Investing.com -- The dollar is edging lower early Monday in Europe but holding on to most of the gains it made during Friday’s big risk-off movement in global markets.
The weekend may have offered markets the chance to cool down and reflect on Friday’s events, but they have opened in negative mood again. Stock markets and bond yields have plummeted from Japan to Australia and Hong Kong as traders zero in on how 10-year Treasury yields fell below 3-month rates on Friday – a development that has in the past preceded a recession.
Marc Ostwald, strategist with ADM ISI in London, argued in a research note at the weekend that while recent data have been weak, the consensus numbers for most of the U.S. data expected this week “point to a mixed picture, though certainly not suggestive of recession risk, as the inversion of the U.S. …curve would appear to imply.”
Volatility among developed market currencies has remained within limits. As of 04:00 AM ET (0800 GMT), the euro was at $1.1309, down 0.1%, while the British pound was back at $1.3186, also down a shade from overnight levels.
The dollar index, which measures the greenback against a basket of six major currencies, was at 96.097, above where it was before the Federal Reserve’s policy announcements last week.
Turkey’s lira was also staging a modest bounce after its worst day since last year’s currency crisis, caused by a drop in the central bank’s foreign exchange reserves and made worse by President Recep Tayyip Erdogan’s rebuke of Donald Trump’s call for international recognition of Israel’s control over the Golan Heights in Syria. The lira was at 5.6515 to the dollar, having fallen through 5.8300 on Friday.
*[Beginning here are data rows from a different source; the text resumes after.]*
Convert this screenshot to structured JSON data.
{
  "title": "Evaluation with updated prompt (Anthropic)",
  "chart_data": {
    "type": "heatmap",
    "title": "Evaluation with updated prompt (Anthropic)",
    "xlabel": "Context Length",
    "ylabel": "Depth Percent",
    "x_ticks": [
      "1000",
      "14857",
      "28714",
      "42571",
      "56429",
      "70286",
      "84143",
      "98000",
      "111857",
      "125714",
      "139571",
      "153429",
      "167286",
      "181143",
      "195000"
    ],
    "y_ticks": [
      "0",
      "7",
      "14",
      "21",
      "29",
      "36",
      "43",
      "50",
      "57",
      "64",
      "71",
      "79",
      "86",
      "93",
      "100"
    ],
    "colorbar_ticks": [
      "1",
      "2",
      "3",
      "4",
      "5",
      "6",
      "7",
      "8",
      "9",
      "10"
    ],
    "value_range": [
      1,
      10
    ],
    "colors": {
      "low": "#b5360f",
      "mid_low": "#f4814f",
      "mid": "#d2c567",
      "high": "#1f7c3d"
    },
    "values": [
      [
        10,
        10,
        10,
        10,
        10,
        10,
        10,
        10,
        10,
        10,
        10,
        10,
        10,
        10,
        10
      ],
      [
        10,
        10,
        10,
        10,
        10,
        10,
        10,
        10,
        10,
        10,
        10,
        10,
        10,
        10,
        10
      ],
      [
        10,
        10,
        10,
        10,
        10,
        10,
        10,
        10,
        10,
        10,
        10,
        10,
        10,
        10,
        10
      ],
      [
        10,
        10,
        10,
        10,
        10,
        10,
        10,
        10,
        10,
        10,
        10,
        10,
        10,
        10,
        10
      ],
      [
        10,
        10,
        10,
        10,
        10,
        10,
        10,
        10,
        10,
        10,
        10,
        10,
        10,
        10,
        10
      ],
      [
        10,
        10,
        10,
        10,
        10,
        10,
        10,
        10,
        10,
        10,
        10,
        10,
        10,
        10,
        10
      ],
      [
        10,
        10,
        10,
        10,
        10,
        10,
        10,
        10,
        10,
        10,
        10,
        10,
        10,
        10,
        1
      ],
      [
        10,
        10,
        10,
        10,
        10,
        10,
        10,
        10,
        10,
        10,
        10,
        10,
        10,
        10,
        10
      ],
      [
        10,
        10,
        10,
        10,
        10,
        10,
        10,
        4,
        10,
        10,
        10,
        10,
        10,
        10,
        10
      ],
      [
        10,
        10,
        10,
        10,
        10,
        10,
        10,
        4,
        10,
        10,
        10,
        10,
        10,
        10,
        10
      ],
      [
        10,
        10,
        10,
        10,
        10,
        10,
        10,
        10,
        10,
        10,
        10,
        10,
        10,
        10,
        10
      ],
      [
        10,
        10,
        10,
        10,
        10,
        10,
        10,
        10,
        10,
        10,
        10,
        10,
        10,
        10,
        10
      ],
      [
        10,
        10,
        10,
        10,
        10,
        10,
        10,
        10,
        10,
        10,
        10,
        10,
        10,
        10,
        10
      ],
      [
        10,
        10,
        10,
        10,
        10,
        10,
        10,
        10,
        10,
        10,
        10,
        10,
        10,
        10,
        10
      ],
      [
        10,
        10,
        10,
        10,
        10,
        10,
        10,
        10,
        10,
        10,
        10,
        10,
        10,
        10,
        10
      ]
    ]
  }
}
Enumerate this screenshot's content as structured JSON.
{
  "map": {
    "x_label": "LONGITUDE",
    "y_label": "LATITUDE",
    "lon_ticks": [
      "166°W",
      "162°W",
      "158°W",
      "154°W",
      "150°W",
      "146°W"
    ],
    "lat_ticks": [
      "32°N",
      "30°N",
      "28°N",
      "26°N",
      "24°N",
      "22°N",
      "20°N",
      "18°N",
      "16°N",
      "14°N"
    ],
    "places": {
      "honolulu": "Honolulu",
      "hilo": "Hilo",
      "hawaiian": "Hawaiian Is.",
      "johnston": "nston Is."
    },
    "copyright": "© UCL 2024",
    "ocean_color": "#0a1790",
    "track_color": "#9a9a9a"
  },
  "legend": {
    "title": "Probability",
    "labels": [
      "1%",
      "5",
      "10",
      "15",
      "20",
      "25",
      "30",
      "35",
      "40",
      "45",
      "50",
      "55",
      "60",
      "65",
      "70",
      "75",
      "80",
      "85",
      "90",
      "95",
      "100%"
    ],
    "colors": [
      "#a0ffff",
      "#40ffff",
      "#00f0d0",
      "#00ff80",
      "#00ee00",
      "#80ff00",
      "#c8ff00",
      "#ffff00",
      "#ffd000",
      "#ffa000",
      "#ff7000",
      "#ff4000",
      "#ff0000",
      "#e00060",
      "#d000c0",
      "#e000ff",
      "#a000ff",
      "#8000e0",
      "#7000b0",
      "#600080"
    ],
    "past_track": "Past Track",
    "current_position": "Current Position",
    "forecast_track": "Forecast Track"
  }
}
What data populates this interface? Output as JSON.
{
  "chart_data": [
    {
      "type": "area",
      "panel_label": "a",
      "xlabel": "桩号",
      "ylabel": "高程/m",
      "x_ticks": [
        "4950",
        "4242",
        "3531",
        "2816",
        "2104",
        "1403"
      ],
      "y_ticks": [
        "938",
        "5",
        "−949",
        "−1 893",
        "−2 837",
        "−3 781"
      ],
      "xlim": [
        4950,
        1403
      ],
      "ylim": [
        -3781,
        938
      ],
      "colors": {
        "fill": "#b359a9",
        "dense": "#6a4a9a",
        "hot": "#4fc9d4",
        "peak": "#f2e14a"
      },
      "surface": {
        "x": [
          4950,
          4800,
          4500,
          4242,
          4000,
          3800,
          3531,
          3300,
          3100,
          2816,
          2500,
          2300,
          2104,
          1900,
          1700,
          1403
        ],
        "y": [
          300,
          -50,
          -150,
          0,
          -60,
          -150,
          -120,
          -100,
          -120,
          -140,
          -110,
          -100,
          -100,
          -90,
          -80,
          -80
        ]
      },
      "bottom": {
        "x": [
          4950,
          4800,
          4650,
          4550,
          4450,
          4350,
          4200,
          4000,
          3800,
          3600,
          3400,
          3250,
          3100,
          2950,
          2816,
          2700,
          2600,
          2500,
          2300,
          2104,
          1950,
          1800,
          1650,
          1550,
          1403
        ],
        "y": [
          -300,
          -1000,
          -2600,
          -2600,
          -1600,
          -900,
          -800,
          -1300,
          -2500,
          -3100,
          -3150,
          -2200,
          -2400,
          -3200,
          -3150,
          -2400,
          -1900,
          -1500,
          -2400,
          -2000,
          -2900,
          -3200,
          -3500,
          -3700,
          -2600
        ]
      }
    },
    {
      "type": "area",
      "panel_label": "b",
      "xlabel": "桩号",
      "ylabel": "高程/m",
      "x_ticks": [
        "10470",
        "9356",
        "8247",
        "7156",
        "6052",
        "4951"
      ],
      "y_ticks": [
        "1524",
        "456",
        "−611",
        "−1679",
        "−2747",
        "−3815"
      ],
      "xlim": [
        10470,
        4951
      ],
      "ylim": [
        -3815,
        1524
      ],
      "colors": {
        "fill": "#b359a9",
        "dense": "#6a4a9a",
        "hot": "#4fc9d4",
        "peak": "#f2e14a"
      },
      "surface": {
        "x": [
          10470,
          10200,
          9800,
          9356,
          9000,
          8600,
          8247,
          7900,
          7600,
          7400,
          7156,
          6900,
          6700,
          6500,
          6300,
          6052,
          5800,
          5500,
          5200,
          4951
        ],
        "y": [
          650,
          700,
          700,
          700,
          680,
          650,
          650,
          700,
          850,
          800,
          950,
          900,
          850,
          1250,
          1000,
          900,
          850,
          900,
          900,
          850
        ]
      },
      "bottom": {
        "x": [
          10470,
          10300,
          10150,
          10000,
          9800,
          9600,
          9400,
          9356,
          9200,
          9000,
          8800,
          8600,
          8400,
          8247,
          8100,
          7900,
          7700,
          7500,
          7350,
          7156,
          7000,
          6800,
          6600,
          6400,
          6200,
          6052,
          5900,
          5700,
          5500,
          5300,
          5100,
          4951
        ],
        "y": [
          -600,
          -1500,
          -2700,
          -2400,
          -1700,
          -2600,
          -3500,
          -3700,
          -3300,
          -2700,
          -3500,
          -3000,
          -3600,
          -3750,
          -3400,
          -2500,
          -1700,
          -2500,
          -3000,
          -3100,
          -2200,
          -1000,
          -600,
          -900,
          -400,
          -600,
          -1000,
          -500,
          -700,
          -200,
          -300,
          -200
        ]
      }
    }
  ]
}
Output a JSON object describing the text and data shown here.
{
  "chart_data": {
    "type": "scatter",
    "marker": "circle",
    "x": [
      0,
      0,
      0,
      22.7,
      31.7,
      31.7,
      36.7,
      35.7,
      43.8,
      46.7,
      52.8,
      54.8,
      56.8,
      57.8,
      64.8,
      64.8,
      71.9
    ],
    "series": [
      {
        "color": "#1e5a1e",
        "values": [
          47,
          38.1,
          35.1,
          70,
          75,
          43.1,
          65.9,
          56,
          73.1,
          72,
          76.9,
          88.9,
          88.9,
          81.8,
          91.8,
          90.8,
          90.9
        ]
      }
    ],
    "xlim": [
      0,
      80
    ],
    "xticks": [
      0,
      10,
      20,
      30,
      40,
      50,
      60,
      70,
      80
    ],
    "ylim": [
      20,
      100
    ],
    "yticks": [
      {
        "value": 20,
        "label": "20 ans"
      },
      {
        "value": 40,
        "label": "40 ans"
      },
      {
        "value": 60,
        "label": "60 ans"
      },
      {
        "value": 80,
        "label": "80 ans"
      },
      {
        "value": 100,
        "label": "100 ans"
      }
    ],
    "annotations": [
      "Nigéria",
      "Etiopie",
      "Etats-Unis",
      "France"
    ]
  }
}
The first test of sentiment of the week is due almost immediately, as Germany’s Ifo business climate index at 05:00 AM ET (09:00 GMT) will either corroborate last week’s shocking manufacturing survey from IHS Markit or give some reassurance that things are not so bad after all. The headline index is expected to tick up modestly to 98.7 from its four-year low of 98.5 in February.
Elsewhere, the pound is bracing for news of whether Prime Minister Theresa May’s EU Withdrawal Agreement will return to parliament for a third ‘meaningful vote’. It was supported over the weekend by signs of mass popular resistance to a “no-deal” Brexit, but with the deadline pushed back only as far as April 12, the time left for parliament to find an alternative course is running out quickly. U.K. press reports suggested at the weekend that May would be forced to step down by her own party this week, but these were officially denied by the ministers seen as most likely to replace her.